In simple terms, indigenous design is “by the people, for the people”, including a culture or tribe and the original inhabitants of a region. These people created what I think of as ‘functional art’. Everyday items: vessels, blankets, rugs, and furnishings, were designed from local materials and were embellished to showcase their skills as crafters and artisans. Often, historians can determine the age and points of origin by these designs and materials. Over periods of time, there has been an evolution or an adaptation which melded design motifs into other cultures or geographic areas.
(Peruvian textile designs harkens back to pre-Hispanic days.)
(Preparing yarns, with natural dye pigments, for blankets in Mexico.)
As we embrace what we believe to be modern trends coming forth in the design world, we should pay homage to its derivation and the early creators. Think you’re seeing something totally new?
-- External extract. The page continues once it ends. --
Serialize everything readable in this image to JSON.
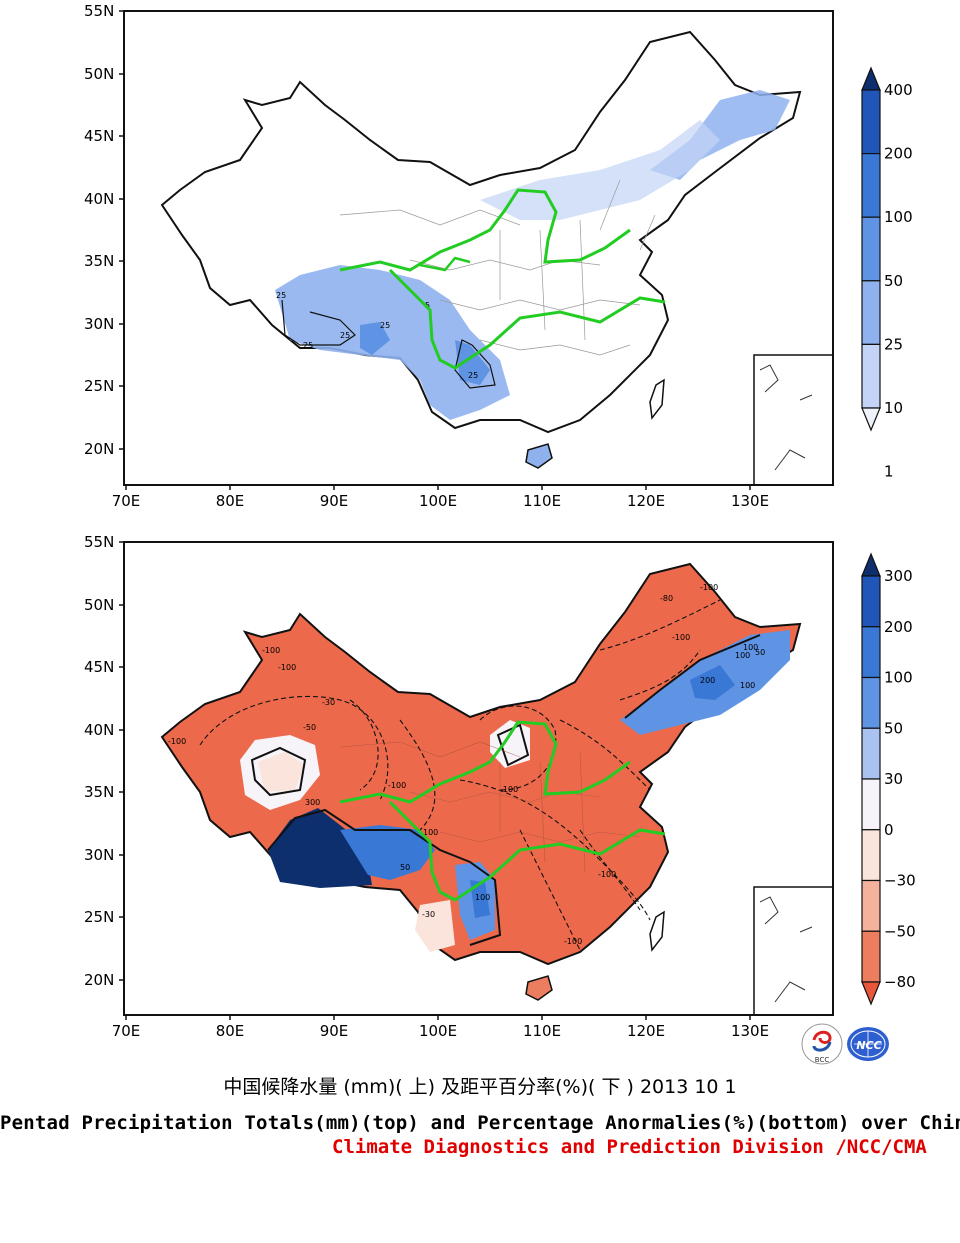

Perhaps if you’re a time traveler from hundreds of years ago!
Sharing a little “blast from the past” and totally today – Chevron Style!
While certain designs may not be totally original, the way an artist or designer interprets their application or use can be! More often than not, creativity is generated from a combination of knowledge, experience, and tackling a project with the resources we uncover. It’s kind of like being on an archeological dig. Sometimes you have an idea of what you’re looking for and other times, it can be a delightful surprise!
I think it worked well for our predecessors, don’t you?